The negative effects of Brexit are already being felt and emphasise the need for faster-paced government negotiations, Society of Motor Manufacturers president Tony Walker has said.
During his speech at the 101st annual SMMT dinner, Walker said Britain’s car industry requires hard answers and certainty from the government, in order to prevent trends of falling consumer confidence and slowing car sales from reaching a critical point.
“We [the industry] will never stop striving to be competitive,” he said, “but we ask government to help provide the conditions in which we can compete. Like every industry, we need certainty now.”
Brexit has been directly linked to falling domestic demand for new cars, which decreased by 2.9% in October alone and has seen predictions for the nation’s car production output fall by 700,000 units for 2017 to 1.73 million. Exports of British-built cars, by comparison, grew by 5% last month, ensuring that the nation’s overall output actually grew by 3.5% across the four months.

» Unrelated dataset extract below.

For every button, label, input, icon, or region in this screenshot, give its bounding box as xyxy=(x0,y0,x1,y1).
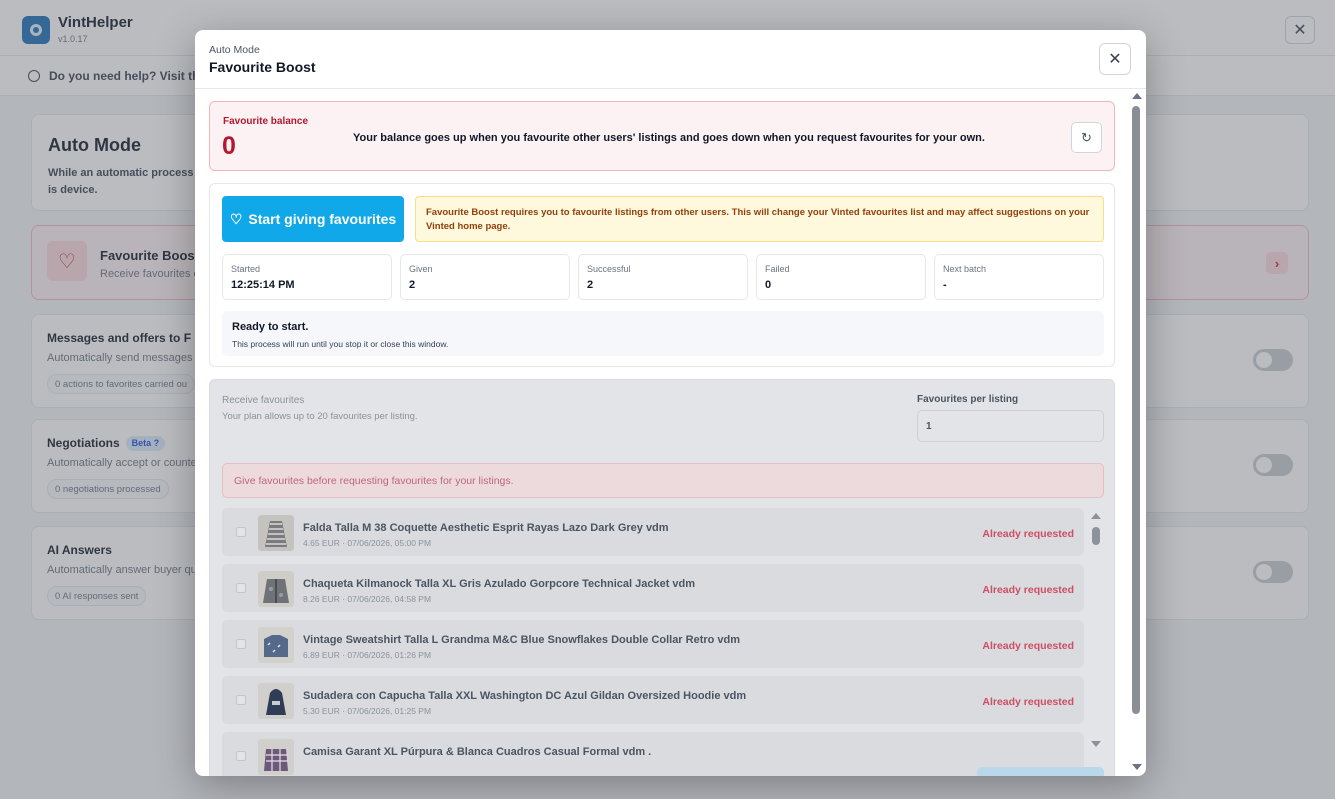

Walker revealed that 1100 lorries supply parts from Europe to the car industry per day, with the majority arriving without any customs checks. HM Revenue and Customs figures show that these contribute £35 million worth of components to car plants a day, with almost 80% of the cars they help to make being exported – most to Europe.
These close ties with Europe for supply and export, Walker explained, emphasise the importance of securing a tariff-free deal with the continent. If no deal is made, Britain’s departure from the European Union on 29 March 2019 could leave the industry faced with at least £4.5 billion of World Trade Organisation tariffs per year.
“We have delivered an export-led renaissance,” said Walker. “But we are not complacent. A hard Brexit would undermine all that we have collectively achieved. It is a real threat – a hurdle we cannot ignore.”
Alongside his calls for quicker negotiations, Walker also asked the government to understand the importance for continued development of combustion engines in order to up the rate of progress in green technology. In response to the UK’s recent announcement of a ban on pure petrol and diesel cars from 2040, he said “the internal combustion engine is not dead – it is the path to a cleaner and greener future.
“Banning diesel and petrol cars might be a sound bite that works but it’s not a policy that works. If you ban them you disrupt the new car market and you hamper investment in the electric, emission-free vehicles of tomorrow. You set the future back.”